Other discharge points inside the plant are expected to see radium and uranium releases as well. Uranium releases are expected to average 125 pounds per day at one internal discharge point.

It's not clear exactly what the combined rates of those contaminants will end up once they hit the river, but permit limits hold them to the federal standard. 

The city of Donaldsonville and western Ascension Parish, which draw water from Bayou Lafourche just past its connection to the river, would have the closest community drinking water intake to the proposed discharges. Officials there weren't immediately able to respond.

Officials with the New Orleans Sewerage and Water Board said their system is designed to treat water that doesn't naturally have high levels of radioactive elements.

The water system doesn't have the ability test for uranium or radium, but its "treatment processes reduce uranium and radium levels in our water," said Courtney Barnes, a spokeswoman for the city utility.  

State health officials, however, do test Sewerage and Water Board water for uranium and radium for safe levels, she said.

What to do?

The PCS permit raises a bigger question: What's to be done with acidic water when longtime waste piles like this one are headed toward permanent closure?

While a plant is still operational, the waste water is used and reused during phosphoric acid production to fuel creation of the acid and to deliver the waste gypsum in a wet slurry to the pile. The open air lakes collect rain in addition to the waste slurry, but the plants often use more water than the lakes store.

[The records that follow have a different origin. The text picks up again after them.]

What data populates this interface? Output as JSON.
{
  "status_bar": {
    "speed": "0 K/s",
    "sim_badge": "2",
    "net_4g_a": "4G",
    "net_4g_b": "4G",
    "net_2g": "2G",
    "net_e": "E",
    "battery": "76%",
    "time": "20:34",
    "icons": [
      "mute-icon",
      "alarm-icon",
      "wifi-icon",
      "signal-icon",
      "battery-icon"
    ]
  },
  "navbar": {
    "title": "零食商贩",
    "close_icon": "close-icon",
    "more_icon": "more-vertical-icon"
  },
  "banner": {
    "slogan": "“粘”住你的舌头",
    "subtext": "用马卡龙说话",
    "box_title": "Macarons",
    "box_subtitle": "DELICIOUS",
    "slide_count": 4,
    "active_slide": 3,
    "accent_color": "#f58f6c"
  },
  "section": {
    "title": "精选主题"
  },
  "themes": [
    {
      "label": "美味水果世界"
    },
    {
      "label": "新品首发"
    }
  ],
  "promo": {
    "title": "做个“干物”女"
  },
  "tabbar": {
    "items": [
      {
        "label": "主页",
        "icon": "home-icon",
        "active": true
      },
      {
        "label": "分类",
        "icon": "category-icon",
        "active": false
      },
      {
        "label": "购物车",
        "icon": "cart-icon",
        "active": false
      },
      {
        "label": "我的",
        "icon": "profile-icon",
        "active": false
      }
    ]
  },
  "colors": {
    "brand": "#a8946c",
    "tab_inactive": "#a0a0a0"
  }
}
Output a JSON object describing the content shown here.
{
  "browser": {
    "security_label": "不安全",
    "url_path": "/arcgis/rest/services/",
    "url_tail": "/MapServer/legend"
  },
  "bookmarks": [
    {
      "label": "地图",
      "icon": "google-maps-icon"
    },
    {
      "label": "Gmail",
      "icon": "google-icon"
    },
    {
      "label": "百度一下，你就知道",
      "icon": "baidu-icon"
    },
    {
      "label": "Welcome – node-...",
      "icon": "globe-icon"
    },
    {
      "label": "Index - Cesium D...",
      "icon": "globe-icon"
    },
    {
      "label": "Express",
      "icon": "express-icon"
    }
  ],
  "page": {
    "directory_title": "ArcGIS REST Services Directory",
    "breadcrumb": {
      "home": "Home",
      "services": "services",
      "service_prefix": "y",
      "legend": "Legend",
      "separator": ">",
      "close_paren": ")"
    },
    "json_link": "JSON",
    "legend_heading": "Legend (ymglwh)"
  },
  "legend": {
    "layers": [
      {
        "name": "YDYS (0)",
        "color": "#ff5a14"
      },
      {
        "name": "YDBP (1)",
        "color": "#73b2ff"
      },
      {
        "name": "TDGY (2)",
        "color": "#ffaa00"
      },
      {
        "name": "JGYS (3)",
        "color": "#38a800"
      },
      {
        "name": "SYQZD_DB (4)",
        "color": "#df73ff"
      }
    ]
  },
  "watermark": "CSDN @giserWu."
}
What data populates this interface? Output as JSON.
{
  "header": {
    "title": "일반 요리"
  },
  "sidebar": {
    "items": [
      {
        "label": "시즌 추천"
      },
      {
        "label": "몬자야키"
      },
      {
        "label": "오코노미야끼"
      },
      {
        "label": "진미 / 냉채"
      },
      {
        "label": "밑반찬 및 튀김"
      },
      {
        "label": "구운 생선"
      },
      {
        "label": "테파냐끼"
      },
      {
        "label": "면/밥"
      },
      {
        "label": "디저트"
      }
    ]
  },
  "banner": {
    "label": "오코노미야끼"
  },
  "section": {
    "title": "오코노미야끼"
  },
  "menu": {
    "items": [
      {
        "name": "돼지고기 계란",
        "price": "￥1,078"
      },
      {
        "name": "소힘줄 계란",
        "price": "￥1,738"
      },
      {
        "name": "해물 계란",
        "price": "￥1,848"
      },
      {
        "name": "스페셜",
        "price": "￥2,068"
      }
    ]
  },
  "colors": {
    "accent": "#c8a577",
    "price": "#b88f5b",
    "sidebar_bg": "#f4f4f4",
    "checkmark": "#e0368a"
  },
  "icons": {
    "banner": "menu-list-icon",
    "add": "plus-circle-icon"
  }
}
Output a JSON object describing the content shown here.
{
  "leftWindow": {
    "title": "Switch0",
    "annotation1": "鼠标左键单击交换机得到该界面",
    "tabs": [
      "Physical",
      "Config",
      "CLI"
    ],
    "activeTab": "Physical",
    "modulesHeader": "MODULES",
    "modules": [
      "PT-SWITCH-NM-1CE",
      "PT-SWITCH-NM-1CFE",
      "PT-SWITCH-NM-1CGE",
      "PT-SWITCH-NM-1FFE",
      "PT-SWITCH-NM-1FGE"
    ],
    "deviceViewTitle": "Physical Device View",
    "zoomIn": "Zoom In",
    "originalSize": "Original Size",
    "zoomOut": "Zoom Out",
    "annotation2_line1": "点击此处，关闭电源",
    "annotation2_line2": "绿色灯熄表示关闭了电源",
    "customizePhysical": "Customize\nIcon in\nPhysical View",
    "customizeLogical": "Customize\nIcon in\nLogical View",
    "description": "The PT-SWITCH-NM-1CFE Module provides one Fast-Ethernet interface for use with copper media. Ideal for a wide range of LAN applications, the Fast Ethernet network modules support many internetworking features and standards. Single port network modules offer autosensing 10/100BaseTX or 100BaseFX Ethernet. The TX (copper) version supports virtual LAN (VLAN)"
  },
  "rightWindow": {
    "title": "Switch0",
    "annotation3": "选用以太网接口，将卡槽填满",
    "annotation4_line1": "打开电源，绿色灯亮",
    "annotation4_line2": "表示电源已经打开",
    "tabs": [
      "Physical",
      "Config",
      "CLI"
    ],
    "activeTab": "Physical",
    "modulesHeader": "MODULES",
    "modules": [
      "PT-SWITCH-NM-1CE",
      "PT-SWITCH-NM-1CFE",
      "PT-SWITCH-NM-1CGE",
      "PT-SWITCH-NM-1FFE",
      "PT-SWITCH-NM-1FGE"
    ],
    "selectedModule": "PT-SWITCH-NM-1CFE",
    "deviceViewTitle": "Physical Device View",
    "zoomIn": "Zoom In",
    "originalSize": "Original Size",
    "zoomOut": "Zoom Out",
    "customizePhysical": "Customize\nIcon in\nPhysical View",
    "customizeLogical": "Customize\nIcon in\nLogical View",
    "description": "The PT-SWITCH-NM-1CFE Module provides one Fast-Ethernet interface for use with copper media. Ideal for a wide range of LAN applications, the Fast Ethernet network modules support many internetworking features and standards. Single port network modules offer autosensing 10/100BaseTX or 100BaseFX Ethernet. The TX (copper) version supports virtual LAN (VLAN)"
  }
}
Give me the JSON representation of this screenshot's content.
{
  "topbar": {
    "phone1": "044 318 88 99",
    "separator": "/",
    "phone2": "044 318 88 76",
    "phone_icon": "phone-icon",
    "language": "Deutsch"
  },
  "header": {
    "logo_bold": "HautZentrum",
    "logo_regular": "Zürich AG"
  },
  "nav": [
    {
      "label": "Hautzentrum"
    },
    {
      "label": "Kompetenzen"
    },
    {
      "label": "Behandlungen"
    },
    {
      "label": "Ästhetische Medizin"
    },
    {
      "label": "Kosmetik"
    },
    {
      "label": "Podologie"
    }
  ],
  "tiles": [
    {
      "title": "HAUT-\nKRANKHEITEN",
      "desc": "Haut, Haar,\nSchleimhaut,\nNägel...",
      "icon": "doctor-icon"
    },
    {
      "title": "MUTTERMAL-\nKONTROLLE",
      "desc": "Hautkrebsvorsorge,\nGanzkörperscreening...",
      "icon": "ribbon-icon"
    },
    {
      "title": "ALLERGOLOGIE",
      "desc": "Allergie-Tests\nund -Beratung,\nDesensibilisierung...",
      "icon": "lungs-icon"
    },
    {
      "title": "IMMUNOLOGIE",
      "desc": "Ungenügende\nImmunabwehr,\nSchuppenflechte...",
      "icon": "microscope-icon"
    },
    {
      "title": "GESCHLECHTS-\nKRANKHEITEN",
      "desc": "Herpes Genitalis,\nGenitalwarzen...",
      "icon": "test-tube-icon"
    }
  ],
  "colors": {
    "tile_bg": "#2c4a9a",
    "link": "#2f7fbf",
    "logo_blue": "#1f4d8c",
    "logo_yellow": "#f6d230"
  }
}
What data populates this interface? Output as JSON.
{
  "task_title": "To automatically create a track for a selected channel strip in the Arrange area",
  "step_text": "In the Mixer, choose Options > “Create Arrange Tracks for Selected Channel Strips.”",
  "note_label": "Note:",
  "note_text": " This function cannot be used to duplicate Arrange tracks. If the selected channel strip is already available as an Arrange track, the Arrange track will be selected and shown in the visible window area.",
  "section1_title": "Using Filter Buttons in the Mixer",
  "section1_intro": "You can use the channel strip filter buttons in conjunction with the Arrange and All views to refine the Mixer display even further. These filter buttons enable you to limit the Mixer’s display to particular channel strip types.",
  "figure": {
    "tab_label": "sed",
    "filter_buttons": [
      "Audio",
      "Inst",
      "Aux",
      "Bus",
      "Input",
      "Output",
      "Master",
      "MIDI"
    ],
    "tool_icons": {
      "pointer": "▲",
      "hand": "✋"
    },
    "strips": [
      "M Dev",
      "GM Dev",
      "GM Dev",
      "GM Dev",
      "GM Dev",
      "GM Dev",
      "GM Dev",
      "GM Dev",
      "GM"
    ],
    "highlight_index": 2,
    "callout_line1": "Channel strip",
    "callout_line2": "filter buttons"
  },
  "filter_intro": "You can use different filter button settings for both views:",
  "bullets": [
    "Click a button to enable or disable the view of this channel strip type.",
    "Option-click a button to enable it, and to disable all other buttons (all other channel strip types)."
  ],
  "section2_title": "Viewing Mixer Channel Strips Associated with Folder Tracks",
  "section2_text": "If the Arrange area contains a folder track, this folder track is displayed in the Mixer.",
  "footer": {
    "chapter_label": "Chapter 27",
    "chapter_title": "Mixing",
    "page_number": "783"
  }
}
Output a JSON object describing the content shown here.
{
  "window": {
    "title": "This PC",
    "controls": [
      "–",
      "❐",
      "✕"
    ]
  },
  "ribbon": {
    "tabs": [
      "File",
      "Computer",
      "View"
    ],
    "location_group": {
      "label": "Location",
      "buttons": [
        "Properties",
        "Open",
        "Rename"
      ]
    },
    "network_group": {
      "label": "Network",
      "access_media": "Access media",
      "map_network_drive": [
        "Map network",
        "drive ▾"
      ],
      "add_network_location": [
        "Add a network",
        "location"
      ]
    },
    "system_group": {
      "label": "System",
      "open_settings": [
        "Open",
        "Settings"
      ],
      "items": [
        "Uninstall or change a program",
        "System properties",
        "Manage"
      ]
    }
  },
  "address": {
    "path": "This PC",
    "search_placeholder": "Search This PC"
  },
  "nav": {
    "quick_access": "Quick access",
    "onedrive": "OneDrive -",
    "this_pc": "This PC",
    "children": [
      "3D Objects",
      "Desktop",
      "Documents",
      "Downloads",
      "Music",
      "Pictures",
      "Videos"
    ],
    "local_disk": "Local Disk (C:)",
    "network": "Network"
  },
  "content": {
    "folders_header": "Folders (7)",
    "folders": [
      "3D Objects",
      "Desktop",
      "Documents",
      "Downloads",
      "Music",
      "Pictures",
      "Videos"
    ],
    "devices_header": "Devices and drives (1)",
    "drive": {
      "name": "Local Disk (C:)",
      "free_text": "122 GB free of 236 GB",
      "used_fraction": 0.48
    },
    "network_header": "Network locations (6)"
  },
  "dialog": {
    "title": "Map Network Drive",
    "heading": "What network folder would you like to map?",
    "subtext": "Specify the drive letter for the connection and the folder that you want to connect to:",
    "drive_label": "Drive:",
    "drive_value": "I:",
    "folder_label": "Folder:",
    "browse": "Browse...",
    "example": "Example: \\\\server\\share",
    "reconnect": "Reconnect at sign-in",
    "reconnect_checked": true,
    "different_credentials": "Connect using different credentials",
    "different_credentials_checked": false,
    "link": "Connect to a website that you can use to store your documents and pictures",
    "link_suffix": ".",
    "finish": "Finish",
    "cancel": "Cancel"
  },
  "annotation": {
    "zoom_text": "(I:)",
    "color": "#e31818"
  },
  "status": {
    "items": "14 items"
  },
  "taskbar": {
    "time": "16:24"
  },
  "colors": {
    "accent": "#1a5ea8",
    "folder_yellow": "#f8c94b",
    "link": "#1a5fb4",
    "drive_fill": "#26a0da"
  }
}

Once production stops, however, a major of use of the water ends, and companies must find a way to get rid of the acid water to close the pile. If the water just sits in the storage lakes, they could collapse in Louisiana wet weather, causing an uncontrolled release of the acidic water.

PCS Nitrogen has warned DEQ of just this risk.

When considering alternatives to dumping into the river, PCS Nitrogen evaluated deep well injection or hauling the water to an alternative treatment site with trucks or barges, permit records show. But the company says it couldn't find nearby locations and all those options were too costly or posed other risks.

Trucking off just the active water in the lakes would require 10 trucks per day for five years at an estimated cost of $86 million, PCS Nitrogen told regulators.

That's enough water to fill 136 to 151 Olympic-sized swimming pools.

Double-lime treatment, by contrast, is expected to run around $20 million.